7. Réassurance pour le marché du travail

Par rapport à d'autres grandes économies, et notamment les États-Unis, l'Europe a toujours accordé plus d'importance à la garantie de l'emploi qu'à celle des dividendes. Le compromis entre le travail et le capital, caractéristique centrale de l’économie sociale de marché européenne, devrait également prévaloir dans cette crise. Il est donc juste que l'Union européenne prenne des mesures en faveur de la réassurance de l'assurance emploi nationale sous la direction de SURE. De cette manière, la solidarité européenne sera appliquée à un point central qui concerne directement la vie des travailleurs européens.  Le régime de réassurance fournit également les bonnes incitations aux États membres pour qu'ils améliorent et équipent mieux leurs propres systèmes.

8. Made in Europe - Made for Europe

La pandémie de corona l'a douloureusement montré : nous vivons dans une économie mondiale véritablement mondialisée. La mondialisation a entraîné des gains de bien-être dans le monde entier. Cependant, en cas de crise, les chaînes d'approvisionnement peuvent également se rompre, ce qui a des conséquences négatives considérables sur la production. Les perturbations existantes dans les chaînes d'approvisionnement européennes doivent donc être levées immédiatement et de toute urgence. L'Europe devrait donc rapidement élaborer une stratégie fondamentale pour garantir la fourniture de biens essentiels tels que les masques de protection et les médicaments et pour fournir ses propres infrastructures essentielles - par exemple des serveurs pour les vidéoconférences.

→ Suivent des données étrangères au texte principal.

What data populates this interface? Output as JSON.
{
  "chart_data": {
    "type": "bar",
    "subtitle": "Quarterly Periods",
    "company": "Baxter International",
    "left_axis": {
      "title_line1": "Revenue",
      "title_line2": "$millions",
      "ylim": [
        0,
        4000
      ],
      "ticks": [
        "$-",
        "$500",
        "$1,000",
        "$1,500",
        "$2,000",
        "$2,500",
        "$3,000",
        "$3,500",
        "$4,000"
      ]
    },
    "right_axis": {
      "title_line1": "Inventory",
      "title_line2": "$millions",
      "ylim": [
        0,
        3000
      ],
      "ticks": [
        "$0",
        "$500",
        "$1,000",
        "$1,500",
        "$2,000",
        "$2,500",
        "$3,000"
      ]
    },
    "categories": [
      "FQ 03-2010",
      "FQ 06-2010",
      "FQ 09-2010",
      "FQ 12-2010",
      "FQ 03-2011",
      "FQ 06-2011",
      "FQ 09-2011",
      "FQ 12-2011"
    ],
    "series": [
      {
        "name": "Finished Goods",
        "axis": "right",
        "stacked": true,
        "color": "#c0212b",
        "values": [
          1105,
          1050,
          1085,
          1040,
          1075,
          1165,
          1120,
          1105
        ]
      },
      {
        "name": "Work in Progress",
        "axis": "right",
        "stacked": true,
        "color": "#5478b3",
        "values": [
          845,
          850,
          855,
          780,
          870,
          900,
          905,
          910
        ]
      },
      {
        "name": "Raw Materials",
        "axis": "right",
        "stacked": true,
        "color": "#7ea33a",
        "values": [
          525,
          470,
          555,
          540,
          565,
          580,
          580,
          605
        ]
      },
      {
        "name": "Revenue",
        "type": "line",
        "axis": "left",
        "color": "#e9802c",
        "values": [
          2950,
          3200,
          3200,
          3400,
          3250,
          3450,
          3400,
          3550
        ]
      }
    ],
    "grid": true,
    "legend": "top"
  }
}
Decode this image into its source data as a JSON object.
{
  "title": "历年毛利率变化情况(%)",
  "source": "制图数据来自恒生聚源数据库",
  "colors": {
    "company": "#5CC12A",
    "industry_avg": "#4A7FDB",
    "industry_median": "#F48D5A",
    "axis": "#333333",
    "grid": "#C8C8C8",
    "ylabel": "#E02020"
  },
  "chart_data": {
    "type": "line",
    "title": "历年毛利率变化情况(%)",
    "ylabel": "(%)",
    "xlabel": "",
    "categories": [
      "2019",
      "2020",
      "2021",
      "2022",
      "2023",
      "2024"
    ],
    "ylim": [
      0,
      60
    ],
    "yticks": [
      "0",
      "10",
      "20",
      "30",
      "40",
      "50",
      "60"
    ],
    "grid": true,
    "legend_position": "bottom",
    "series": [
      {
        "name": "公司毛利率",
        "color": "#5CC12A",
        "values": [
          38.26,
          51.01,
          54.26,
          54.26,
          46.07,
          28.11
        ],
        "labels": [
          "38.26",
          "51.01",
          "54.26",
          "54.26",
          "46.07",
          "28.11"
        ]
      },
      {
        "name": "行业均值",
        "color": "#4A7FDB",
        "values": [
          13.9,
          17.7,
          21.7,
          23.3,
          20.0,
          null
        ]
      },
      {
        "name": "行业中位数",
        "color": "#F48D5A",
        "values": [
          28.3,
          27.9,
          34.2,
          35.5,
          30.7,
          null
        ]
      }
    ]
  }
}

9. L'Europe se soutient mutuellement

L'Allemagne a mis à disposition des lits de soins intensifs pour les patients français et italiens souffrant de corona. Mais dans la perception du public en Italie, le soutien de la Chine et de la Russie est perçu positivement, alors que l'Allemagne est perçue négativement. Dans le contexte de la crise, il importe peu que chaque État membre de l'UE soit responsable de son propre système de santé. C'est pourquoi il est clair pour nous que l'Europe doit de toute urgence organiser et développer un soutien concret aux soins médicaux au-delà des frontières nationales. En cas de seconde vague, l'Allemagne pourrait profiter de sa situation médicale favorable actuelle, avec un nombre suffisamment important de lits de soins intensifs, pour les proposer à d'autres pays à une échelle encore plus grande. La recherche médicale devrait se voir accorder encore plus de poids au niveau européen, éventuellement en renforçant spécifiquement les fonds correspondants du CER. Cela vaut notamment pour la recherche d'un vaccin efficace contre le virus et l'expansion des capacités de test.

10. Confiance

Enfin, la présidence allemande devrait envoyer un signal clair, fort et unifié en faveur de l'unification européenne. C'est une nécessité urgente, notamment en raison de la crise sanitaire qui prive de confiance les citoyens et l'économie. Nous espérons que la présidence allemande sera salués comme un succès et une percée par les publics nationaux et qu'ils ne seront pas à nouveau discutés dans l'immédiat. De nombreuses petites mesures réalistes feront avancer l'Europe, plus que de grandes promesses qui ne peuvent que décevoir le public si elles ne sont inévitablement pas tenues. Ainsi, l'Europe peut grandir ensemble et s'intégrer plus profondément - avec l'acceptation de tous et pour le bien de tous.